С каждым разом отказываться от таблеток становилось труднее. И если поначалу было тоскливо без кайфа, то вскоре к этому добавилась боль в костях и мышцах и бессознательный страх. Вновь повыскакивали знакомые человечки, чертята. Сперва кажущиеся до крайности безобидными, но при ближайшем рассмотрении Валера нашел их угнетающими и ужасными. Пришлось запастись топориком. Пусть и сувенирным, а все равно. Спокойнее.
Сумерки подступали к горлу и душили. Он оказался в окружении тысяч страшных глаз. Они хотели загнать его в угол. Цуна достал топор и принялся размахивать им. Все замерло. И эти застывшие глаза еще больше пугали. Внутри него шипела ярость. Выскочив на улицу, пошел по брусчатой мостовой и трясся.
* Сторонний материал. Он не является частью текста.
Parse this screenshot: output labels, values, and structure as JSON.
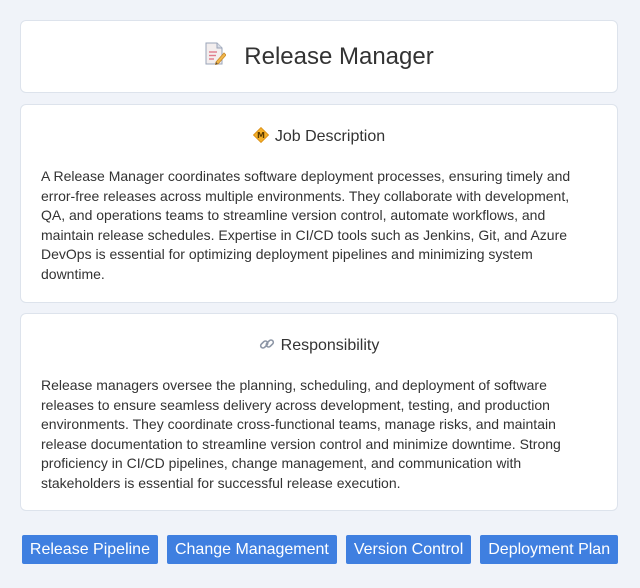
{
  "header": {
    "icon": "memo-icon",
    "title": "Release Manager"
  },
  "sections": [
    {
      "icon": "diamond-badge-icon",
      "title": "Job Description",
      "body": "A Release Manager coordinates software deployment processes, ensuring timely and error-free releases across multiple environments. They collaborate with development, QA, and operations teams to streamline version control, automate workflows, and maintain release schedules. Expertise in CI/CD tools such as Jenkins, Git, and Azure DevOps is essential for optimizing deployment pipelines and minimizing system downtime."
    },
    {
      "icon": "link-icon",
      "title": "Responsibility",
      "body": "Release managers oversee the planning, scheduling, and deployment of software releases to ensure seamless delivery across development, testing, and production environments. They coordinate cross-functional teams, manage risks, and maintain release documentation to streamline version control and minimize downtime. Strong proficiency in CI/CD pipelines, change management, and communication with stakeholders is essential for successful release execution."
    }
  ],
  "tags": [
    "Release Pipeline",
    "Change Management",
    "Version Control",
    "Deployment Plan"
  ],
  "colors": {
    "background": "#f0f3f9",
    "card": "#ffffff",
    "tag": "#3f7fe0"
  }
}
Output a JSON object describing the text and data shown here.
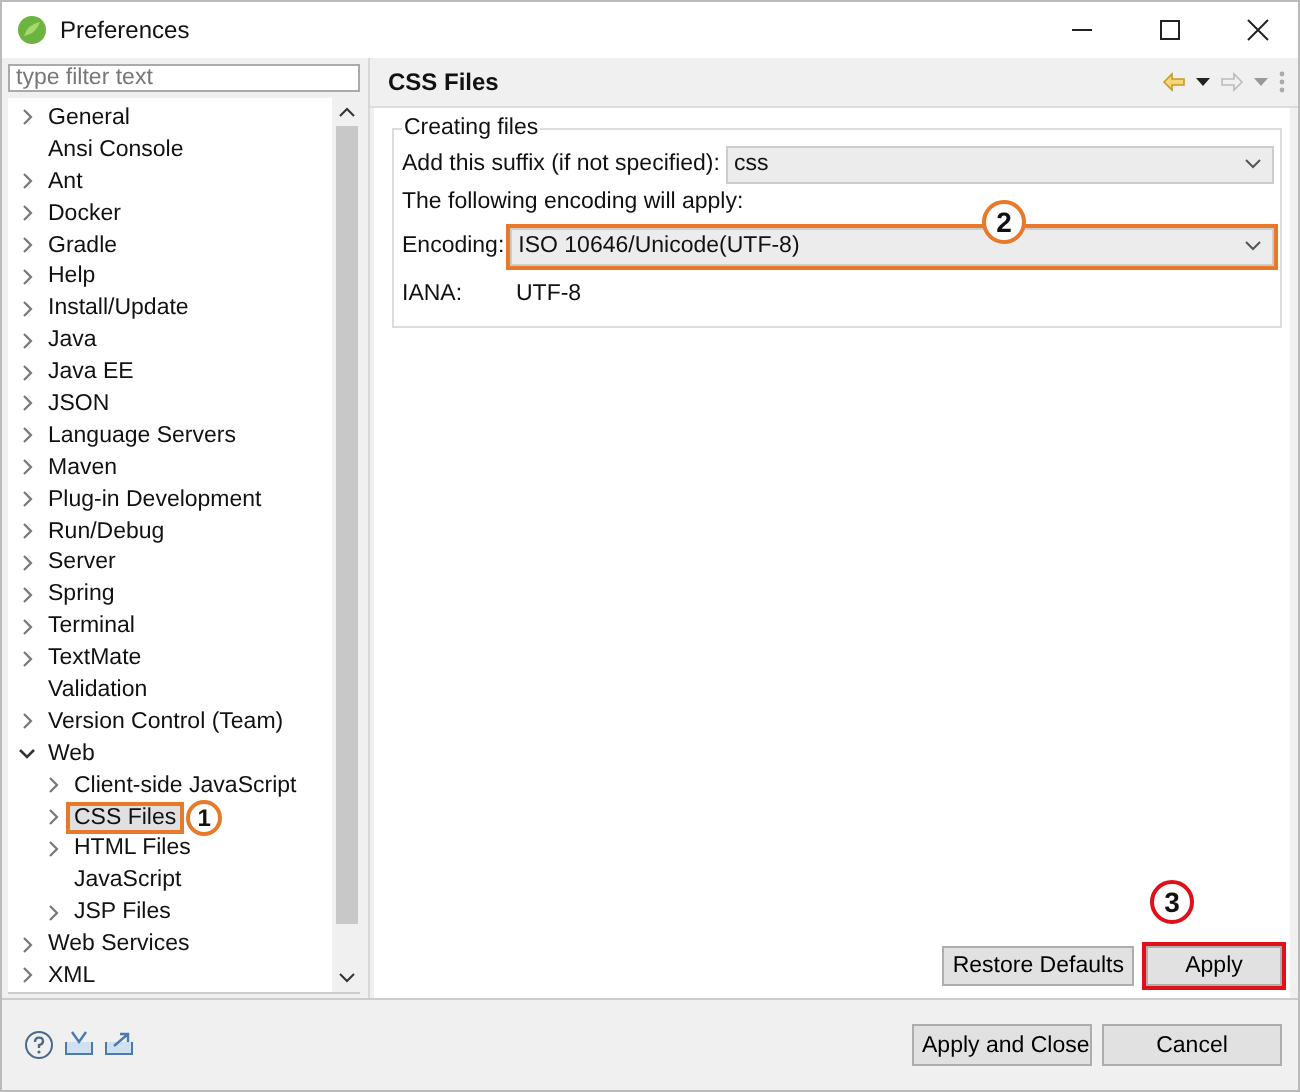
{
  "window": {
    "title": "Preferences"
  },
  "filter": {
    "placeholder": "type filter text"
  },
  "tree": [
    {
      "label": "General",
      "expanded": false,
      "selected": false
    },
    {
      "label": "Ansi Console",
      "selected": false
    },
    {
      "label": "Ant",
      "expanded": false,
      "selected": false
    },
    {
      "label": "Docker",
      "expanded": false,
      "selected": false
    },
    {
      "label": "Gradle",
      "expanded": false,
      "selected": false
    },
    {
      "label": "Help",
      "expanded": false,
      "selected": false
    },
    {
      "label": "Install/Update",
      "expanded": false,
      "selected": false
    },
    {
      "label": "Java",
      "expanded": false,
      "selected": false
    },
    {
      "label": "Java EE",
      "expanded": false,
      "selected": false
    },
    {
      "label": "JSON",
      "expanded": false,
      "selected": false
    },
    {
      "label": "Language Servers",
      "expanded": false,
      "selected": false
    },
    {
      "label": "Maven",
      "expanded": false,
      "selected": false
    },
    {
      "label": "Plug-in Development",
      "expanded": false,
      "selected": false
    },
    {
      "label": "Run/Debug",
      "expanded": false,
      "selected": false
    },
    {
      "label": "Server",
      "expanded": false,
      "selected": false
    },
    {
      "label": "Spring",
      "expanded": false,
      "selected": false
    },
    {
      "label": "Terminal",
      "expanded": false,
      "selected": false
    },
    {
      "label": "TextMate",
      "expanded": false,
      "selected": false
    },
    {
      "label": "Validation",
      "selected": false
    },
    {
      "label": "Version Control (Team)",
      "expanded": false,
      "selected": false
    },
    {
      "label": "Web",
      "expanded": true,
      "selected": false,
      "children": [
        {
          "label": "Client-side JavaScript",
          "expanded": false,
          "selected": false
        },
        {
          "label": "CSS Files",
          "expanded": false,
          "selected": true,
          "callout": {
            "number": "1",
            "color": "#e8792b"
          }
        },
        {
          "label": "HTML Files",
          "expanded": false,
          "selected": false
        },
        {
          "label": "JavaScript",
          "selected": false
        },
        {
          "label": "JSP Files",
          "expanded": false,
          "selected": false
        }
      ]
    },
    {
      "label": "Web Services",
      "expanded": false,
      "selected": false
    },
    {
      "label": "XML",
      "expanded": false,
      "selected": false
    }
  ],
  "page": {
    "title": "CSS Files",
    "group": {
      "title": "Creating files",
      "suffix": {
        "label": "Add this suffix (if not specified):",
        "value": "css"
      },
      "note": "The following encoding will apply:",
      "encoding": {
        "label": "Encoding:",
        "value": "ISO 10646/Unicode(UTF-8)",
        "callout": {
          "number": "2",
          "color": "#e8792b"
        }
      },
      "iana": {
        "label": "IANA:",
        "value": "UTF-8"
      }
    },
    "buttons": [
      {
        "label": "Restore Defaults"
      },
      {
        "label": "Apply",
        "callout": {
          "number": "3",
          "color": "#e0101a"
        }
      }
    ]
  },
  "footer_buttons": [
    {
      "label": "Apply and Close"
    },
    {
      "label": "Cancel"
    }
  ]
}
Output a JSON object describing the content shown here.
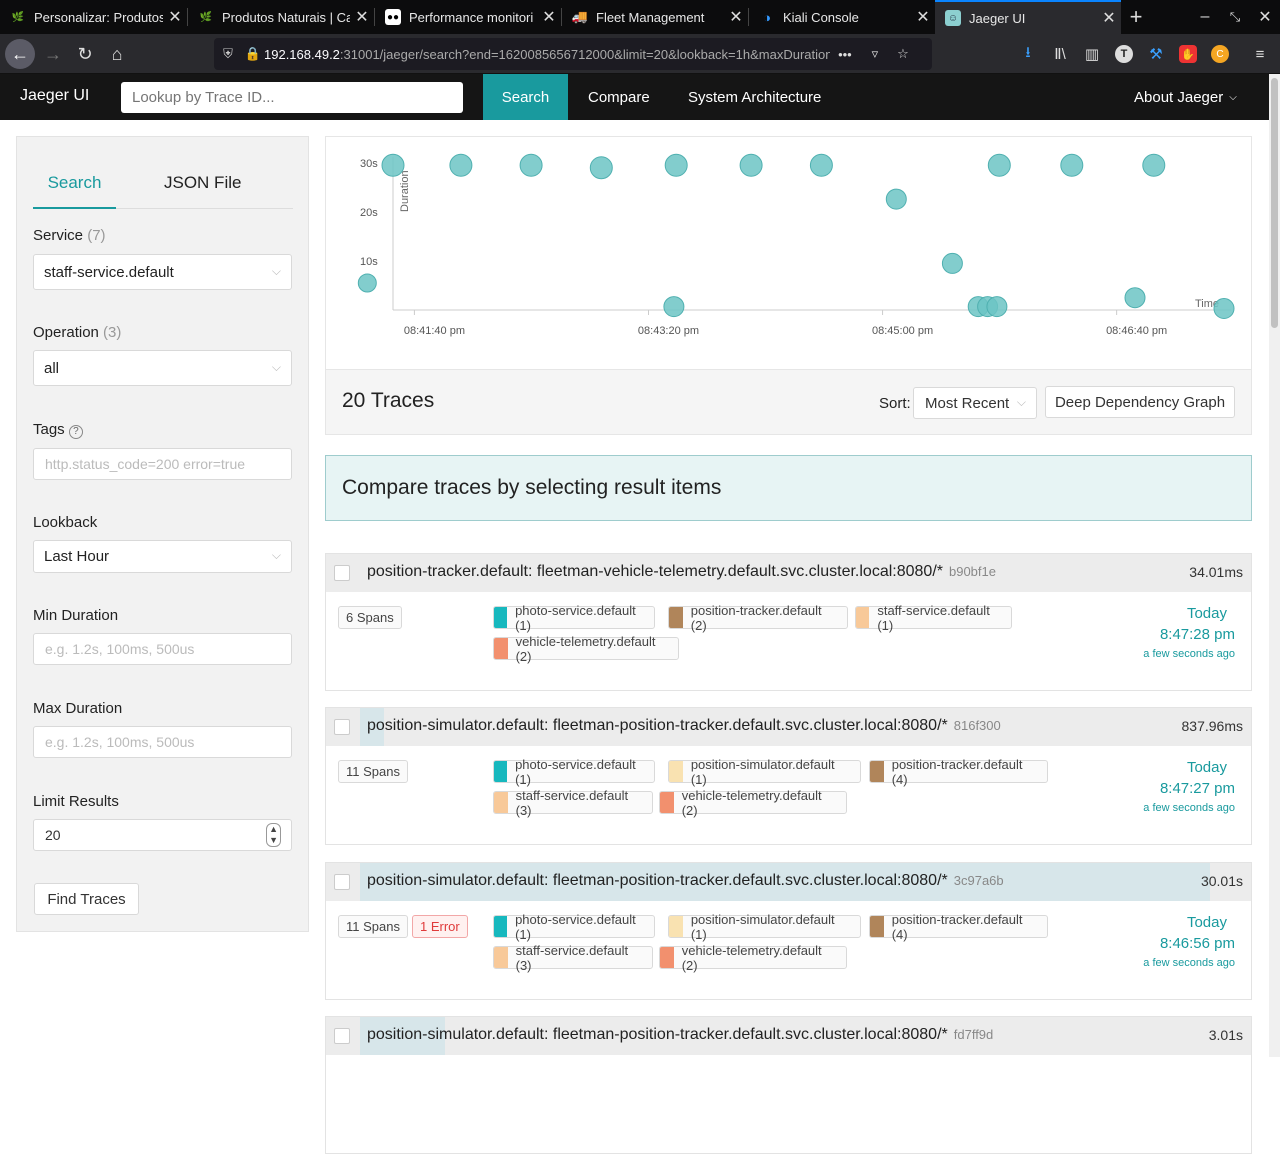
{
  "browser": {
    "tabs": [
      {
        "title": "Personalizar: Produtos",
        "icon": "leaf-icon"
      },
      {
        "title": "Produtos Naturais | Ca",
        "icon": "leaf-icon"
      },
      {
        "title": "Performance monitori",
        "icon": "medium-icon"
      },
      {
        "title": "Fleet Management",
        "icon": "truck-icon"
      },
      {
        "title": "Kiali Console",
        "icon": "kiali-icon"
      },
      {
        "title": "Jaeger UI",
        "icon": "jaeger-icon"
      }
    ],
    "url_host": "192.168.49.2",
    "url_path": ":31001/jaeger/search?end=1620085656712000&limit=20&lookback=1h&maxDuration&"
  },
  "app": {
    "brand": "Jaeger UI",
    "lookup_placeholder": "Lookup by Trace ID...",
    "nav": {
      "search": "Search",
      "compare": "Compare",
      "architecture": "System Architecture",
      "about": "About Jaeger"
    }
  },
  "form": {
    "tab_search": "Search",
    "tab_json": "JSON File",
    "service_label": "Service",
    "service_count": "(7)",
    "service_value": "staff-service.default",
    "operation_label": "Operation",
    "operation_count": "(3)",
    "operation_value": "all",
    "tags_label": "Tags",
    "tags_placeholder": "http.status_code=200 error=true",
    "lookback_label": "Lookback",
    "lookback_value": "Last Hour",
    "min_label": "Min Duration",
    "min_placeholder": "e.g. 1.2s, 100ms, 500us",
    "max_label": "Max Duration",
    "max_placeholder": "e.g. 1.2s, 100ms, 500us",
    "limit_label": "Limit Results",
    "limit_value": "20",
    "find_button": "Find Traces"
  },
  "chart_data": {
    "type": "scatter",
    "ylabel": "Duration",
    "xlabel": "Time",
    "yticks": [
      "30s",
      "20s",
      "10s"
    ],
    "xticks": [
      "08:41:40 pm",
      "08:43:20 pm",
      "08:45:00 pm",
      "08:46:40 pm"
    ],
    "x_unit": "seconds after 08:41:40 pm",
    "xlim": [
      -10,
      348
    ],
    "ylim": [
      0,
      32
    ],
    "points": [
      {
        "x": -21,
        "y": 5.5,
        "r": 9
      },
      {
        "x": -10,
        "y": 29.5,
        "r": 11
      },
      {
        "x": 19,
        "y": 29.5,
        "r": 11
      },
      {
        "x": 49,
        "y": 29.5,
        "r": 11
      },
      {
        "x": 79,
        "y": 29,
        "r": 11
      },
      {
        "x": 111,
        "y": 29.5,
        "r": 11
      },
      {
        "x": 110,
        "y": 0.7,
        "r": 10
      },
      {
        "x": 143,
        "y": 29.5,
        "r": 11
      },
      {
        "x": 173,
        "y": 29.5,
        "r": 11
      },
      {
        "x": 205,
        "y": 22.6,
        "r": 10
      },
      {
        "x": 229,
        "y": 9.5,
        "r": 10
      },
      {
        "x": 240,
        "y": 0.7,
        "r": 10
      },
      {
        "x": 244,
        "y": 0.7,
        "r": 10
      },
      {
        "x": 248,
        "y": 0.7,
        "r": 10
      },
      {
        "x": 249,
        "y": 29.5,
        "r": 11
      },
      {
        "x": 280,
        "y": 29.5,
        "r": 11
      },
      {
        "x": 307,
        "y": 2.5,
        "r": 10
      },
      {
        "x": 315,
        "y": 29.5,
        "r": 11
      },
      {
        "x": 345,
        "y": 0.3,
        "r": 10
      }
    ],
    "color": "#6cc4c4"
  },
  "results": {
    "count_label": "20 Traces",
    "sort_label": "Sort:",
    "sort_value": "Most Recent",
    "ddg_button": "Deep Dependency Graph",
    "compare_msg": "Compare traces by selecting result items"
  },
  "traces": [
    {
      "name": "position-tracker.default: fleetman-vehicle-telemetry.default.svc.cluster.local:8080/*",
      "id": "b90bf1e",
      "duration": "34.01ms",
      "bar_pct": 0.0,
      "spans": "6 Spans",
      "error": "",
      "services": [
        {
          "label": "photo-service.default (1)",
          "color": "#17b8be"
        },
        {
          "label": "position-tracker.default (2)",
          "color": "#b0855a"
        },
        {
          "label": "staff-service.default (1)",
          "color": "#f8c999"
        },
        {
          "label": "vehicle-telemetry.default (2)",
          "color": "#f2906e"
        }
      ],
      "day": "Today",
      "time": "8:47:28 pm",
      "ago": "a few seconds ago"
    },
    {
      "name": "position-simulator.default: fleetman-position-tracker.default.svc.cluster.local:8080/*",
      "id": "816f300",
      "duration": "837.96ms",
      "bar_pct": 2.8,
      "spans": "11 Spans",
      "error": "",
      "services": [
        {
          "label": "photo-service.default (1)",
          "color": "#17b8be"
        },
        {
          "label": "position-simulator.default (1)",
          "color": "#f9e2b1"
        },
        {
          "label": "position-tracker.default (4)",
          "color": "#b0855a"
        },
        {
          "label": "staff-service.default (3)",
          "color": "#f8c999"
        },
        {
          "label": "vehicle-telemetry.default (2)",
          "color": "#f2906e"
        }
      ],
      "day": "Today",
      "time": "8:47:27 pm",
      "ago": "a few seconds ago"
    },
    {
      "name": "position-simulator.default: fleetman-position-tracker.default.svc.cluster.local:8080/*",
      "id": "3c97a6b",
      "duration": "30.01s",
      "bar_pct": 100,
      "spans": "11 Spans",
      "error": "1 Error",
      "services": [
        {
          "label": "photo-service.default (1)",
          "color": "#17b8be"
        },
        {
          "label": "position-simulator.default (1)",
          "color": "#f9e2b1"
        },
        {
          "label": "position-tracker.default (4)",
          "color": "#b0855a"
        },
        {
          "label": "staff-service.default (3)",
          "color": "#f8c999"
        },
        {
          "label": "vehicle-telemetry.default (2)",
          "color": "#f2906e"
        }
      ],
      "day": "Today",
      "time": "8:46:56 pm",
      "ago": "a few seconds ago"
    },
    {
      "name": "position-simulator.default: fleetman-position-tracker.default.svc.cluster.local:8080/*",
      "id": "fd7ff9d",
      "duration": "3.01s",
      "bar_pct": 10,
      "spans": "",
      "error": "",
      "services": [],
      "day": "",
      "time": "",
      "ago": ""
    }
  ]
}
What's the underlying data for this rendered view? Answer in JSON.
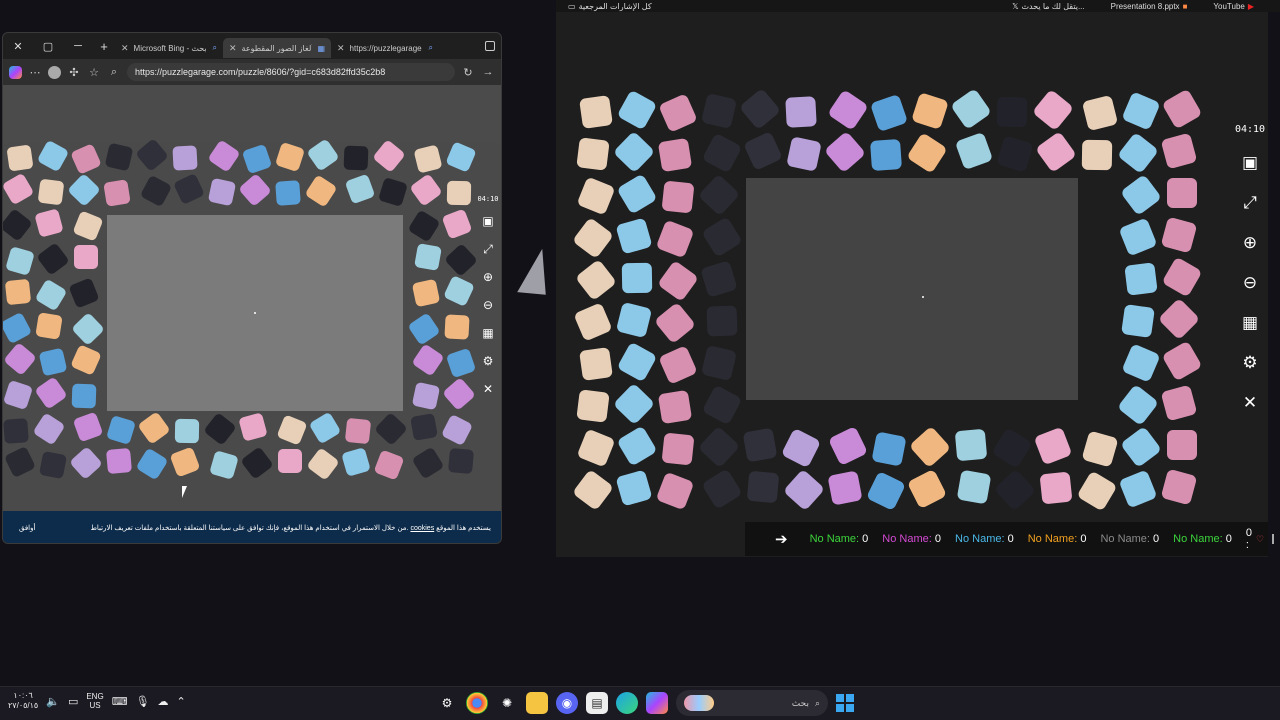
{
  "left_window": {
    "tabs": [
      {
        "label": "Microsoft Bing - بحث",
        "active": false
      },
      {
        "label": "ألغاز الصور المقطوعة",
        "active": true
      },
      {
        "label": "https://puzzlegarage",
        "active": false
      }
    ],
    "window_controls": {
      "close": "✕",
      "maximize": "▢",
      "minimize": "─"
    },
    "url": "https://puzzlegarage.com/puzzle/8606/?gid=c683d82ffd35c2b8",
    "timer": "04:10",
    "cookie_bar": {
      "accept_label": "أوافق",
      "text_before": "يستخدم هذا الموقع",
      "link": "cookies",
      "text_after": "من خلال الاستمرار في استخدام هذا الموقع، فإنك توافق على سياستنا المتعلقة باستخدام ملفات تعريف الارتباط."
    }
  },
  "bookmarks_bar": {
    "all_bookmarks": "كل الإشارات المرجعية",
    "items": [
      "يتقل لك ما يحدث...",
      "Presentation 8.pptx",
      "YouTube"
    ]
  },
  "right_window": {
    "timer": "04:10",
    "scores": [
      {
        "name": "No Name:",
        "value": "0",
        "color": "#3cd43c"
      },
      {
        "name": "No Name:",
        "value": "0",
        "color": "#d44ad4"
      },
      {
        "name": "No Name:",
        "value": "0",
        "color": "#4ab8e8"
      },
      {
        "name": "No Name:",
        "value": "0",
        "color": "#f0a020"
      },
      {
        "name": "No Name:",
        "value": "0",
        "color": "#8a8a8a"
      },
      {
        "name": "No Name:",
        "value": "0",
        "color": "#3cd43c"
      }
    ],
    "last_score": "0 :"
  },
  "taskbar": {
    "time": "١٠:٠٦",
    "date": "٢٧/٠٥/١٥",
    "lang_top": "ENG",
    "lang_bottom": "US",
    "search_label": "بحث"
  },
  "colors": {
    "accent": "#3aa7f0",
    "cookie_bar": "#0d2b4a"
  }
}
Каркали вороны, представляющиеся ему страшными черными птицами с выпученными круглыми глазами. Перелетали с ветки на ветку. Хотели гнаться за ним. Ночь темная и молчаливая шла по пятам, желая проглотить. И он побежал. Побежал, спасаясь от преследователей. От навязчивых взглядов. Дрожали жилы, подгибались колени. Береговой, двенадцатый апостол, двенадцатый космонавт, махал ему рукой с высоченного темного неба.
– Нам не нужен Ободзинский, – услышал он голос Лапина, неизвестно откуда. И тут кто-то дернул его за руку.
– С ума, что ли, я сошел? – мелькнула вялая мысль и умчалась.